The SNP that was most significantly different from the controls had an odds ratio of 1.59. Although this was very significant because of the very large number of samples, this is not a very large extra risk. People who have a particular one letter switch are one and a half times as likely to have CLL than the general population – the risk changes from 4 per 100,000 to 6 per 100,000. Unraveling this SNP leads us to MUM1, a gene that has shown up before in the related condition, myeloma, and is now known to be the same as IRF4 a gene necessary for the transformation of memory B cells to plasma cells. The presumption is that this SNP doesn't produce a nonsense protein but likely one that affects the smooth running of this process when stressed. So this abnormality is very believable as being involved in the genesis of CLL.

The second most significant difference leads us to the area near GRAMD1B which seems to have an unknown function, so that's not very helpful. The odds ratio for this is 1.45.

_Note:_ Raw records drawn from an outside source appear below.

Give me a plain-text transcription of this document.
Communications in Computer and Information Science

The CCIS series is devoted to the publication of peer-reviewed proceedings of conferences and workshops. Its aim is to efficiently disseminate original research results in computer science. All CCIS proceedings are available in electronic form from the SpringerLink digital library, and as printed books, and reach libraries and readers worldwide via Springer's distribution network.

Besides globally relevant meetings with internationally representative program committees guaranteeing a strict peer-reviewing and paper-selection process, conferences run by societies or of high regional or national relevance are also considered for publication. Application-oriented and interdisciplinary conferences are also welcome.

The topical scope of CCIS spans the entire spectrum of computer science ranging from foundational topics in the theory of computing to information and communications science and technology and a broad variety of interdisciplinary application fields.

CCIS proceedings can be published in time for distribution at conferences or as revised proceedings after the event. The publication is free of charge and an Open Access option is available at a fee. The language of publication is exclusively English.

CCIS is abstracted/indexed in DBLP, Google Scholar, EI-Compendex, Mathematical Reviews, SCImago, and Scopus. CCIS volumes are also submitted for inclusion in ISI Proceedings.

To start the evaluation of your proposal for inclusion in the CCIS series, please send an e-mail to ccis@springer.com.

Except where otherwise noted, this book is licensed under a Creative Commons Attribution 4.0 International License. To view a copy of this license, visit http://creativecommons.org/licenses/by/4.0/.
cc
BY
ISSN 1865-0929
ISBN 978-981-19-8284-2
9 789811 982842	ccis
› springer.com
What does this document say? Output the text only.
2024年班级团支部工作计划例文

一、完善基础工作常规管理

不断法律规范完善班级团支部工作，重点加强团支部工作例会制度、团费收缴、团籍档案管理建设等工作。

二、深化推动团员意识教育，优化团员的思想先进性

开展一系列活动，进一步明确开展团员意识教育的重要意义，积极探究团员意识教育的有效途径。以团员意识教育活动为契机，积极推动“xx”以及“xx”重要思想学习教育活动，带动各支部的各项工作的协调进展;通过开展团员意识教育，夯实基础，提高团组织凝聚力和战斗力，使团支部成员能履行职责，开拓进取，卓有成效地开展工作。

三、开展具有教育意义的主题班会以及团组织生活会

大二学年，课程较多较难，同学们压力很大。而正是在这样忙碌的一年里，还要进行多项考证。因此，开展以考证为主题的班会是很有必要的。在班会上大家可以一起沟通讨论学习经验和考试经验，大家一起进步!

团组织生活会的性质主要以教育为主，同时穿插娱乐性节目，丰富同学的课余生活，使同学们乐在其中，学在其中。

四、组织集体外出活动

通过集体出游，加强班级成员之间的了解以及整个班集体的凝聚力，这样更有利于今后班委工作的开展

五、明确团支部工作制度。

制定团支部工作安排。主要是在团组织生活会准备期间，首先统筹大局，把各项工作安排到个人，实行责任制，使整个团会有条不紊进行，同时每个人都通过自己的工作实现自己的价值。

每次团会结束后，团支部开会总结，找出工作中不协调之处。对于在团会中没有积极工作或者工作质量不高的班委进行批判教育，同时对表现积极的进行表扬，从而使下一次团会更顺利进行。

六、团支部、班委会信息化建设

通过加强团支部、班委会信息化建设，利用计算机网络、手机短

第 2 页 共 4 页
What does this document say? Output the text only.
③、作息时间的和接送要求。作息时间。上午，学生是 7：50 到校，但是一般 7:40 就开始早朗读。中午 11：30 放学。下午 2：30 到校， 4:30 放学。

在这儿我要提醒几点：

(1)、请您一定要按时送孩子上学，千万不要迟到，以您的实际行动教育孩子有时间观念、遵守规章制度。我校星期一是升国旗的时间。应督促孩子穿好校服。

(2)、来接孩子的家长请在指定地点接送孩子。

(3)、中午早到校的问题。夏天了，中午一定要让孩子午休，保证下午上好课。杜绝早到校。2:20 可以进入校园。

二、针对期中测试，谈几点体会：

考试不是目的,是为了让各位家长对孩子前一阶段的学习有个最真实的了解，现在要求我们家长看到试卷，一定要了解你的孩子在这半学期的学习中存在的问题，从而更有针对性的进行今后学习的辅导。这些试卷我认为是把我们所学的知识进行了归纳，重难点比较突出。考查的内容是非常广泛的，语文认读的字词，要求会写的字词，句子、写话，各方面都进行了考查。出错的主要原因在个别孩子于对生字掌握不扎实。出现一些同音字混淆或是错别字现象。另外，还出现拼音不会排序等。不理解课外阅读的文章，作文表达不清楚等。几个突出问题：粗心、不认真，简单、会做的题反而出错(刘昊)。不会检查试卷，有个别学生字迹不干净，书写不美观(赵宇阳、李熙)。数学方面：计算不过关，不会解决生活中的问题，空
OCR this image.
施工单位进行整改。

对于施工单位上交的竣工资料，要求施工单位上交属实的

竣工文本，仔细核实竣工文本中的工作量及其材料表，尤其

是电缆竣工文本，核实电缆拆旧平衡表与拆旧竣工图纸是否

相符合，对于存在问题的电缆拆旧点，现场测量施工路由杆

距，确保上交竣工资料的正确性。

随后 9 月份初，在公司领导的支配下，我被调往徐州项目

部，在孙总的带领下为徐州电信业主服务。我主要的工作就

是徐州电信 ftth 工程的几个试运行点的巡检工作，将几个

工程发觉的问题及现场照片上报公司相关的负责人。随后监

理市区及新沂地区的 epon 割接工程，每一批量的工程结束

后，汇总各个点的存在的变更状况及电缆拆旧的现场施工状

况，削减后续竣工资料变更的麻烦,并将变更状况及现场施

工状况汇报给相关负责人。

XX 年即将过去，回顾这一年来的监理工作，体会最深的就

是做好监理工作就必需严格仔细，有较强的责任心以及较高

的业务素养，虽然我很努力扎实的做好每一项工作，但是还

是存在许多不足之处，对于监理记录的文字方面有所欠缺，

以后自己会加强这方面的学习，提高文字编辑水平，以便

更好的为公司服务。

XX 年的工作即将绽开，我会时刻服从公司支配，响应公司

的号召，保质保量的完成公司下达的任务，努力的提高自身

The third most significant leads to an area with no known genes. The fourth leads to SP140 which codes for a nuclear body protein present in lymphocytes. We know that interferon increases the number of nuclear bodies and that somehow they are involved in the response to viral infection. Since there is accumulating evidence that infections might be involved in triggering CLL and the CLL may result from an error in coping with infection, a link to SP140 is not out of the question.

The fifth strongest association leads very indirectly through linkage disequilibrium to BIM, a pro-apoptotic protein. Apoptosis is impaired in CLL cells, so, again, a link may well be there. The sixth strongest leads to PRKD2 which has been also linked to CLL.

The picture is emerging of a number of different polymorphisms that could disturb the way that B cells react to stimuli. I am surprised that there are not more.

I am afraid that we are no nearer to understanding why some people are more likely to get CLL than others, but it is clear that it a reaction between heredity and environment.